While it's obvious that your "rights" will not be reduced because of obesity, it is equally obvious that a jury's sympathy for a lard-ass on a Harley will be dramatically different than it would be for a healthy adult riding a less stereotyped motorcycle.

In Motorcycle Consumer News, a while back, a much more reasonable lawyer spent some time explaining how successful trial lawyers would be well advised to avoid jury trials at all costs when they are representing a motorcyclist. Our public image sucks. Most people don't like us and we appear to be doing our best to further that opinion.

Regardless, imagine you're a juror in a trial where someone turned in front of a motorcyclist and the biker was unable to stop his bike and smashed into the cage. The biker is claiming, "There was nothing I could do."

The cager's lawyer shows you a picture of the biker on his bike, pre-crash. He's 350 pounds of sedentary flab and he's helmetless, armed in a wife-beater and sunglasses, and riding the bike of choice for the over-aged, Angel-wannabe (sort of like the bike Mr. Lawyer is pictured beside in his blog photo at right). Imagine the biker's lawyer is the guy in that picture.

You're a reasonably intelligent person. You can do a quick p=mv calculation in your head and-- adding the 900 pounds of the biker's rolling wheelchair to his 350 pounds of inert flab--you decide that anything changing directions faster than a glacier would catch this dude unaware and unable to avoid a crash. The cager goes free and un-fined and bikers all over the country cry "foul!"

The unfairness of the jury's decision causes even more flab-layered bikers to buy worthless loud pipes, eat more barbecue, and get even wilder tattoos. That alienates even more cagers and the next biker in court finds himself part of a routine on Jon Stewart's program.

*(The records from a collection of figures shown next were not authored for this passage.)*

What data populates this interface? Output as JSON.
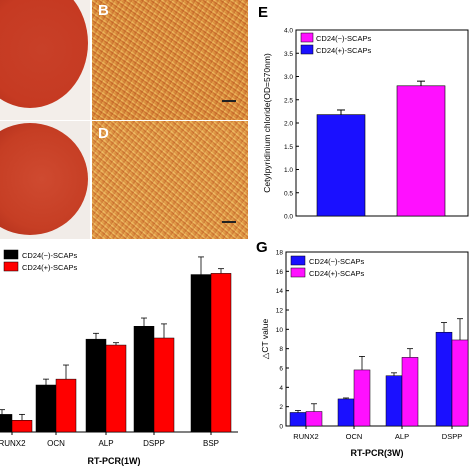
{
  "panels": {
    "B": "B",
    "D": "D",
    "E": "E",
    "G": "G"
  },
  "colors": {
    "black_series": "#000000",
    "red_series": "#ff0000",
    "blue_series": "#1a10ff",
    "magenta_series": "#ff10ff",
    "stain": "#c8391f"
  },
  "chart_data": [
    {
      "panel": "E",
      "type": "bar",
      "title": "",
      "xlabel": "",
      "ylabel": "Cetylpyridinium chloride(OD=570nm)",
      "ylim": [
        0,
        4.0
      ],
      "yticks": [
        "0.0",
        "0.5",
        "1.0",
        "1.5",
        "2.0",
        "2.5",
        "3.0",
        "3.5",
        "4.0"
      ],
      "legend": [
        {
          "name": "CD24(−)-SCAPs",
          "color": "#ff10ff"
        },
        {
          "name": "CD24(+)-SCAPs",
          "color": "#1a10ff"
        }
      ],
      "bars": [
        {
          "value": 2.18,
          "error": 0.1,
          "color": "#1a10ff"
        },
        {
          "value": 2.8,
          "error": 0.1,
          "color": "#ff10ff"
        }
      ]
    },
    {
      "panel": "F",
      "type": "bar",
      "title": "",
      "xlabel": "RT-PCR(1W)",
      "ylabel": "",
      "categories": [
        "RUNX2",
        "OCN",
        "ALP",
        "DSPP",
        "BSP"
      ],
      "legend_placement": "top-left",
      "series": [
        {
          "name": "CD24(−)-SCAPs",
          "color": "#000000",
          "values": [
            1.5,
            4.0,
            7.9,
            9.0,
            13.4
          ],
          "errors": [
            0.4,
            0.5,
            0.5,
            0.7,
            1.5
          ]
        },
        {
          "name": "CD24(+)-SCAPs",
          "color": "#ff0000",
          "values": [
            1.0,
            4.5,
            7.4,
            8.0,
            13.5
          ],
          "errors": [
            0.5,
            1.2,
            0.2,
            1.2,
            0.4
          ]
        }
      ],
      "ylim": [
        0,
        16
      ]
    },
    {
      "panel": "G",
      "type": "bar",
      "title": "",
      "xlabel": "RT-PCR(3W)",
      "ylabel": "△CT value",
      "categories": [
        "RUNX2",
        "OCN",
        "ALP",
        "DSPP"
      ],
      "ylim": [
        0,
        18
      ],
      "yticks": [
        "0",
        "2",
        "4",
        "6",
        "8",
        "10",
        "12",
        "14",
        "16",
        "18"
      ],
      "legend_placement": "top-left",
      "series": [
        {
          "name": "CD24(−)-SCAPs",
          "color": "#1a10ff",
          "values": [
            1.4,
            2.8,
            5.2,
            9.7
          ],
          "errors": [
            0.2,
            0.1,
            0.3,
            1.0
          ]
        },
        {
          "name": "CD24(+)-SCAPs",
          "color": "#ff10ff",
          "values": [
            1.5,
            5.8,
            7.1,
            8.9
          ],
          "errors": [
            0.8,
            1.4,
            0.9,
            2.2
          ]
        }
      ]
    }
  ]
}
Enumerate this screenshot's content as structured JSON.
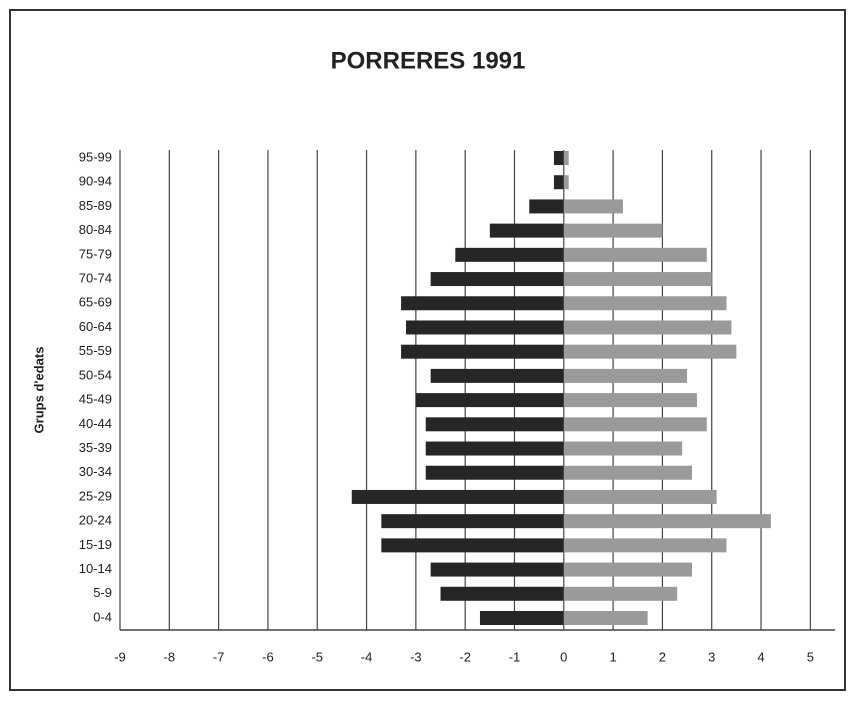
{
  "chart_data": {
    "type": "bar",
    "orientation": "horizontal",
    "title": "PORRERES 1991",
    "y_label": "Grups d'edats",
    "categories": [
      "0-4",
      "5-9",
      "10-14",
      "15-19",
      "20-24",
      "25-29",
      "30-34",
      "35-39",
      "40-44",
      "45-49",
      "50-54",
      "55-59",
      "60-64",
      "65-69",
      "70-74",
      "75-79",
      "80-84",
      "85-89",
      "90-94",
      "95-99"
    ],
    "series": [
      {
        "color": "#262626",
        "values": [
          -1.7,
          -2.5,
          -2.7,
          -3.7,
          -3.7,
          -4.3,
          -2.8,
          -2.8,
          -2.8,
          -3.0,
          -2.7,
          -3.3,
          -3.2,
          -3.3,
          -2.7,
          -2.2,
          -1.5,
          -0.7,
          -0.2,
          -0.2
        ]
      },
      {
        "color": "#9a9a9a",
        "values": [
          1.7,
          2.3,
          2.6,
          3.3,
          4.2,
          3.1,
          2.6,
          2.4,
          2.9,
          2.7,
          2.5,
          3.5,
          3.4,
          3.3,
          3.0,
          2.9,
          2.0,
          1.2,
          0.1,
          0.1
        ]
      }
    ],
    "xlim": [
      -9,
      5.5
    ],
    "xticks": [
      -9,
      -8,
      -7,
      -6,
      -5,
      -4,
      -3,
      -2,
      -1,
      0,
      1,
      2,
      3,
      4,
      5
    ],
    "grid": true
  }
}
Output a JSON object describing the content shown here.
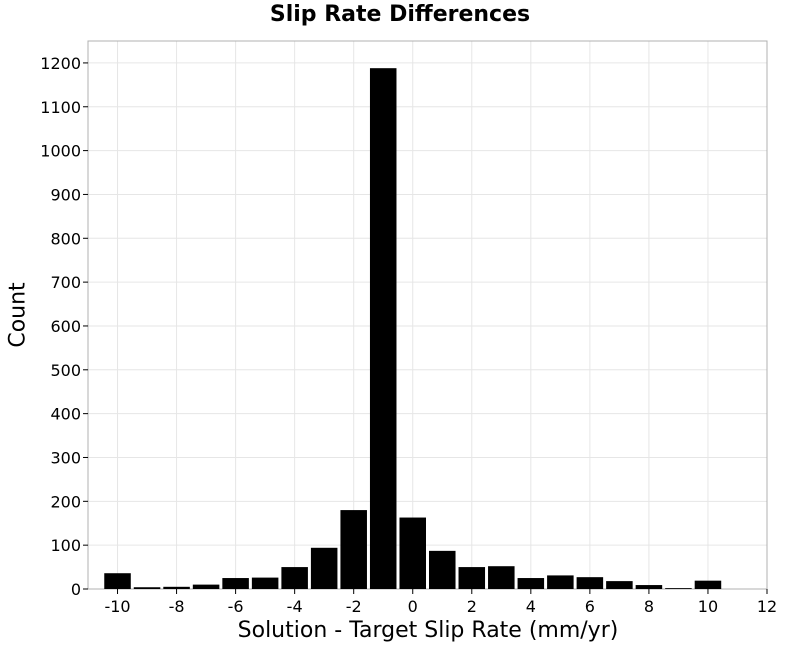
{
  "chart_data": {
    "type": "bar",
    "title": "Slip Rate Differences",
    "xlabel": "Solution - Target Slip Rate (mm/yr)",
    "ylabel": "Count",
    "xlim": [
      -11,
      12
    ],
    "ylim": [
      0,
      1250
    ],
    "xticks": [
      -10,
      -8,
      -6,
      -4,
      -2,
      0,
      2,
      4,
      6,
      8,
      10,
      12
    ],
    "yticks": [
      0,
      100,
      200,
      300,
      400,
      500,
      600,
      700,
      800,
      900,
      1000,
      1100,
      1200
    ],
    "bin_width": 1,
    "grid": true,
    "bar_color": "#000000",
    "x": [
      -10,
      -9,
      -8,
      -7,
      -6,
      -5,
      -4,
      -3,
      -2,
      -1,
      0,
      1,
      2,
      3,
      4,
      5,
      6,
      7,
      8,
      9,
      10
    ],
    "values": [
      36,
      4,
      5,
      10,
      25,
      26,
      50,
      94,
      180,
      1188,
      163,
      87,
      50,
      52,
      25,
      31,
      27,
      18,
      9,
      2,
      19
    ]
  }
}
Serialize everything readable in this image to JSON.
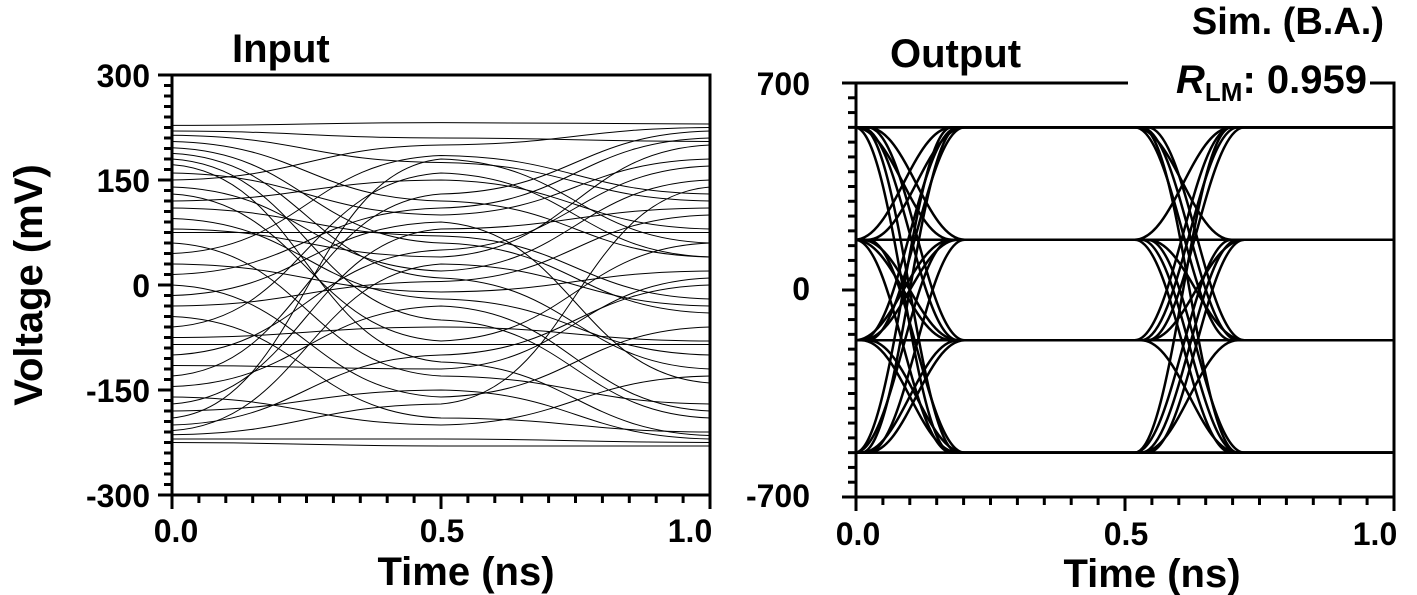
{
  "chart_data": [
    {
      "type": "line",
      "title": "Input",
      "xlabel": "Time (ns)",
      "ylabel": "Voltage (mV)",
      "xlim": [
        0.0,
        1.0
      ],
      "ylim": [
        -300,
        300
      ],
      "x_ticks": [
        "0.0",
        "0.5",
        "1.0"
      ],
      "y_ticks": [
        "300",
        "150",
        "0",
        "-150",
        "-300"
      ],
      "grid": false,
      "series": [
        {
          "x": [
            0.0,
            0.5,
            1.0
          ],
          "values": [
            228,
            232,
            230
          ]
        },
        {
          "x": [
            0.0,
            0.5,
            1.0
          ],
          "values": [
            220,
            210,
            205
          ]
        },
        {
          "x": [
            0.0,
            0.5,
            1.0
          ],
          "values": [
            214,
            175,
            120
          ]
        },
        {
          "x": [
            0.0,
            0.5,
            1.0
          ],
          "values": [
            205,
            120,
            40
          ]
        },
        {
          "x": [
            0.0,
            0.5,
            1.0
          ],
          "values": [
            196,
            60,
            -40
          ]
        },
        {
          "x": [
            0.0,
            0.5,
            1.0
          ],
          "values": [
            188,
            10,
            -120
          ]
        },
        {
          "x": [
            0.0,
            0.5,
            1.0
          ],
          "values": [
            180,
            -50,
            -190
          ]
        },
        {
          "x": [
            0.0,
            0.5,
            1.0
          ],
          "values": [
            172,
            -110,
            -215
          ]
        },
        {
          "x": [
            0.0,
            0.5,
            1.0
          ],
          "values": [
            160,
            100,
            180
          ]
        },
        {
          "x": [
            0.0,
            0.5,
            1.0
          ],
          "values": [
            150,
            200,
            225
          ]
        },
        {
          "x": [
            0.0,
            0.5,
            1.0
          ],
          "values": [
            140,
            20,
            150
          ]
        },
        {
          "x": [
            0.0,
            0.5,
            1.0
          ],
          "values": [
            130,
            -80,
            60
          ]
        },
        {
          "x": [
            0.0,
            0.5,
            1.0
          ],
          "values": [
            120,
            150,
            80
          ]
        },
        {
          "x": [
            0.0,
            0.5,
            1.0
          ],
          "values": [
            110,
            70,
            -20
          ]
        },
        {
          "x": [
            0.0,
            0.5,
            1.0
          ],
          "values": [
            95,
            -20,
            -100
          ]
        },
        {
          "x": [
            0.0,
            0.5,
            1.0
          ],
          "values": [
            80,
            40,
            200
          ]
        },
        {
          "x": [
            0.0,
            0.5,
            1.0
          ],
          "values": [
            75,
            75,
            75
          ]
        },
        {
          "x": [
            0.0,
            0.5,
            1.0
          ],
          "values": [
            60,
            -130,
            -170
          ]
        },
        {
          "x": [
            0.0,
            0.5,
            1.0
          ],
          "values": [
            45,
            185,
            130
          ]
        },
        {
          "x": [
            0.0,
            0.5,
            1.0
          ],
          "values": [
            30,
            -10,
            20
          ]
        },
        {
          "x": [
            0.0,
            0.5,
            1.0
          ],
          "values": [
            15,
            110,
            210
          ]
        },
        {
          "x": [
            0.0,
            0.5,
            1.0
          ],
          "values": [
            0,
            -160,
            -60
          ]
        },
        {
          "x": [
            0.0,
            0.5,
            1.0
          ],
          "values": [
            -15,
            90,
            -140
          ]
        },
        {
          "x": [
            0.0,
            0.5,
            1.0
          ],
          "values": [
            -30,
            5,
            100
          ]
        },
        {
          "x": [
            0.0,
            0.5,
            1.0
          ],
          "values": [
            -45,
            -190,
            -210
          ]
        },
        {
          "x": [
            0.0,
            0.5,
            1.0
          ],
          "values": [
            -60,
            160,
            40
          ]
        },
        {
          "x": [
            0.0,
            0.5,
            1.0
          ],
          "values": [
            -75,
            -60,
            -80
          ]
        },
        {
          "x": [
            0.0,
            0.5,
            1.0
          ],
          "values": [
            -85,
            -85,
            -85
          ]
        },
        {
          "x": [
            0.0,
            0.5,
            1.0
          ],
          "values": [
            -100,
            50,
            170
          ]
        },
        {
          "x": [
            0.0,
            0.5,
            1.0
          ],
          "values": [
            -115,
            -120,
            10
          ]
        },
        {
          "x": [
            0.0,
            0.5,
            1.0
          ],
          "values": [
            -130,
            130,
            220
          ]
        },
        {
          "x": [
            0.0,
            0.5,
            1.0
          ],
          "values": [
            -145,
            -30,
            -180
          ]
        },
        {
          "x": [
            0.0,
            0.5,
            1.0
          ],
          "values": [
            -160,
            -200,
            -130
          ]
        },
        {
          "x": [
            0.0,
            0.5,
            1.0
          ],
          "values": [
            -170,
            80,
            110
          ]
        },
        {
          "x": [
            0.0,
            0.5,
            1.0
          ],
          "values": [
            -180,
            -150,
            -220
          ]
        },
        {
          "x": [
            0.0,
            0.5,
            1.0
          ],
          "values": [
            -190,
            180,
            60
          ]
        },
        {
          "x": [
            0.0,
            0.5,
            1.0
          ],
          "values": [
            -200,
            -100,
            0
          ]
        },
        {
          "x": [
            0.0,
            0.5,
            1.0
          ],
          "values": [
            -208,
            30,
            -30
          ]
        },
        {
          "x": [
            0.0,
            0.5,
            1.0
          ],
          "values": [
            -214,
            -170,
            140
          ]
        },
        {
          "x": [
            0.0,
            0.5,
            1.0
          ],
          "values": [
            -220,
            -220,
            -225
          ]
        },
        {
          "x": [
            0.0,
            0.5,
            1.0
          ],
          "values": [
            -225,
            -230,
            -230
          ]
        }
      ]
    },
    {
      "type": "line",
      "title": "Output",
      "xlabel": "Time (ns)",
      "ylabel": "",
      "xlim": [
        0.0,
        1.0
      ],
      "ylim": [
        -700,
        700
      ],
      "x_ticks": [
        "0.0",
        "0.5",
        "1.0"
      ],
      "y_ticks": [
        "700",
        "0",
        "-700"
      ],
      "grid": false,
      "levels": [
        550,
        170,
        -170,
        -550
      ],
      "transition_centers": [
        0.1,
        0.62
      ],
      "annotation": {
        "text": "Sim. (B.A.)",
        "metric_symbol": "R",
        "metric_subscript": "LM",
        "metric_value": ": 0.959",
        "metric_color": "#ff0000"
      }
    }
  ]
}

Unlike Mr. Lawyer, I don't know a single obese "outstanding motorcycle rider." Not one. I know some once-outstanding riders who are still pretty good in their lard suits. I know a lot of guys, like me, who were once pretty good and are now on the edge of cycle-disabled because of their lack of flexibility, poor motorcycle posture, disproportionate weight-to-strength ratio, and limited choices of vehicles. If that really is a picture of the Law Blog lawyer, I suspect his definition of "outstanding motorcycle rider" and mine are radically different. He should look up the word "outstanding." I don't think it means what he thinks it means.